A Defensoria Pública da União sustentava que Poder Judiciário deveria compelir as operadoras ao custeio de medicamentos mesmo não registrados, “considerando a demora da Anvisa na apreciação dos pedidos de registro”, que deveriam ser resolvidos em prazo razoável.

As ações sustentaram também que cabe só aos médicos definirem o que é melhor para seus clientes, independentemente de recusas argentárias e curvas burocráticas.
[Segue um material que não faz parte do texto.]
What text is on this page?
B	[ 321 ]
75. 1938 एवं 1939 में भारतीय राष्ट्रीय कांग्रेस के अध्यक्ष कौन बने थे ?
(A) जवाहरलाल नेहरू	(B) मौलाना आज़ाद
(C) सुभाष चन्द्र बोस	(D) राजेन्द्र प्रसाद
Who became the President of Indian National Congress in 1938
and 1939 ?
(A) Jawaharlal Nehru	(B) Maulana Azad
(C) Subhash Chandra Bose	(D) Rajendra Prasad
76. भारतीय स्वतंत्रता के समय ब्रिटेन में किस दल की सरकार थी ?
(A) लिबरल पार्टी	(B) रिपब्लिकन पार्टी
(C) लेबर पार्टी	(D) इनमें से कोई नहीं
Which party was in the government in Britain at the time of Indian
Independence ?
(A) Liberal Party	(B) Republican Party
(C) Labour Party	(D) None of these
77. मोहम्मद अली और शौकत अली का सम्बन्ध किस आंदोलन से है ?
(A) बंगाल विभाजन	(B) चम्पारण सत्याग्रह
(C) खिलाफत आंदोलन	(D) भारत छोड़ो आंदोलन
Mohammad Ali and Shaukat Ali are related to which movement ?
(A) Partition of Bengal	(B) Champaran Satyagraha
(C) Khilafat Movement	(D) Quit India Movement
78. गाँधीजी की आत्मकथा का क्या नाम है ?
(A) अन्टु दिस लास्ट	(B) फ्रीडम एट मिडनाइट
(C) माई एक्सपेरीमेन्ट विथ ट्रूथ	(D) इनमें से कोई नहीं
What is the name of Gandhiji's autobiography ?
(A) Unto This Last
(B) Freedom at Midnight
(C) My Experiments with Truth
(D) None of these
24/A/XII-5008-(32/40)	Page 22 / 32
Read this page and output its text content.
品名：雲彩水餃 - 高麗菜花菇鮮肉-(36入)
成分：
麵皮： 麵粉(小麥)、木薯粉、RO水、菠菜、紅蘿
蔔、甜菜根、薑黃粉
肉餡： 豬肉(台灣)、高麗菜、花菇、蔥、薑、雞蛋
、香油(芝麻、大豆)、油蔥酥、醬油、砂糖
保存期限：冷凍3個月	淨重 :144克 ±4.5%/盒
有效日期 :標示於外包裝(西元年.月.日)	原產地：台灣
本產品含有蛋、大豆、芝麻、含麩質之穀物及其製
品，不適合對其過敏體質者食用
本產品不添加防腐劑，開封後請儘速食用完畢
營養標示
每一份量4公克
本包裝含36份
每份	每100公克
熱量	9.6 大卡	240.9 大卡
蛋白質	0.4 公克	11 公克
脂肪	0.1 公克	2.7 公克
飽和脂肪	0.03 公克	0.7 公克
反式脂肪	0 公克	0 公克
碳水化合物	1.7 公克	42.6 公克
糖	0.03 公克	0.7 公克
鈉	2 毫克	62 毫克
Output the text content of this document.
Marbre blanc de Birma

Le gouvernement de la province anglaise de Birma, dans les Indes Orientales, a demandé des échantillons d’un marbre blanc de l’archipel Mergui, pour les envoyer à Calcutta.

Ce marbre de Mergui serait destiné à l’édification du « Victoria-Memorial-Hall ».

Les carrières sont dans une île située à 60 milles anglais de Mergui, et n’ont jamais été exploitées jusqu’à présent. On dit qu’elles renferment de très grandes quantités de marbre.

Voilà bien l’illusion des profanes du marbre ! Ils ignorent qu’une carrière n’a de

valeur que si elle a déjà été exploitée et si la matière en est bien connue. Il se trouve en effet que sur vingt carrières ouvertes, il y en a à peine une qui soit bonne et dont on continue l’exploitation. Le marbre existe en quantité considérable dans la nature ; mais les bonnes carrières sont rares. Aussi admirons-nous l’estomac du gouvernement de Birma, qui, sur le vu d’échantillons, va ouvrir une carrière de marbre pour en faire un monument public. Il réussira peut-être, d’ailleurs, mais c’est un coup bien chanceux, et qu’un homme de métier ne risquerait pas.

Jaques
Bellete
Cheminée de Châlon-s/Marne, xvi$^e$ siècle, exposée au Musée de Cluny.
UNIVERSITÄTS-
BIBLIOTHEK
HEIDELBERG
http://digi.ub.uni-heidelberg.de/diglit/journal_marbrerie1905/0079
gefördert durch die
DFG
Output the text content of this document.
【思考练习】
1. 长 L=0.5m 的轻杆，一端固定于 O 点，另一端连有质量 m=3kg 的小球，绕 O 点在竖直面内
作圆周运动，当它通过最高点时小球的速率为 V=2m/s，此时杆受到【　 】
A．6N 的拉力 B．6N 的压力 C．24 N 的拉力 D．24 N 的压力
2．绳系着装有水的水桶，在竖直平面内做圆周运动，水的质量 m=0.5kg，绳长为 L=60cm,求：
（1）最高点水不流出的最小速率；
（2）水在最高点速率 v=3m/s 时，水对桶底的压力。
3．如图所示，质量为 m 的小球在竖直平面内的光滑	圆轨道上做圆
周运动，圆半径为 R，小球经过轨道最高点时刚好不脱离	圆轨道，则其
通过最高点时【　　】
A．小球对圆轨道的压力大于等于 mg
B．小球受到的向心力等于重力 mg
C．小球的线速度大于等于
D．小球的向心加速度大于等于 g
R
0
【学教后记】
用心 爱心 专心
Acompanhando a tese das operadoras, o ministro Luis Felipe Salomão inicialmente parabenizou a escolha dos casos concretos para a fixação da tese, tendo em vista que em um deles houve a regularização do registro durante a demanda: "Sem registro não fornece e se registrado no curso da lide a operadora passa a ser obrigada a fornecer, o que me parece razoável”.

Segundo o julgado, “não há como o Poder Judiciário atropelar todo o sistema, nem criar norma sancionadora”. Mais: “A justa expectativa do doente não implica sua automática viabilidade de consumo”.

Para os consumidores ficou um consolo verbal – de difícil e/ou demorada exequibilidade: “É possível a responsabilidade civil por omissão da agência reguladora (Anvisa) a ser aferida em ação própria”.

A decisão do colegiado foi unânime. O acórdão ainda não está disponível.

Resumindo: o tribunal da cidadania julgou; as operadoras de saúde ganharam; a Anvisa ficou em cima do muro; e os consumidores perderam. (REsps nºs 1712163 e 1726563).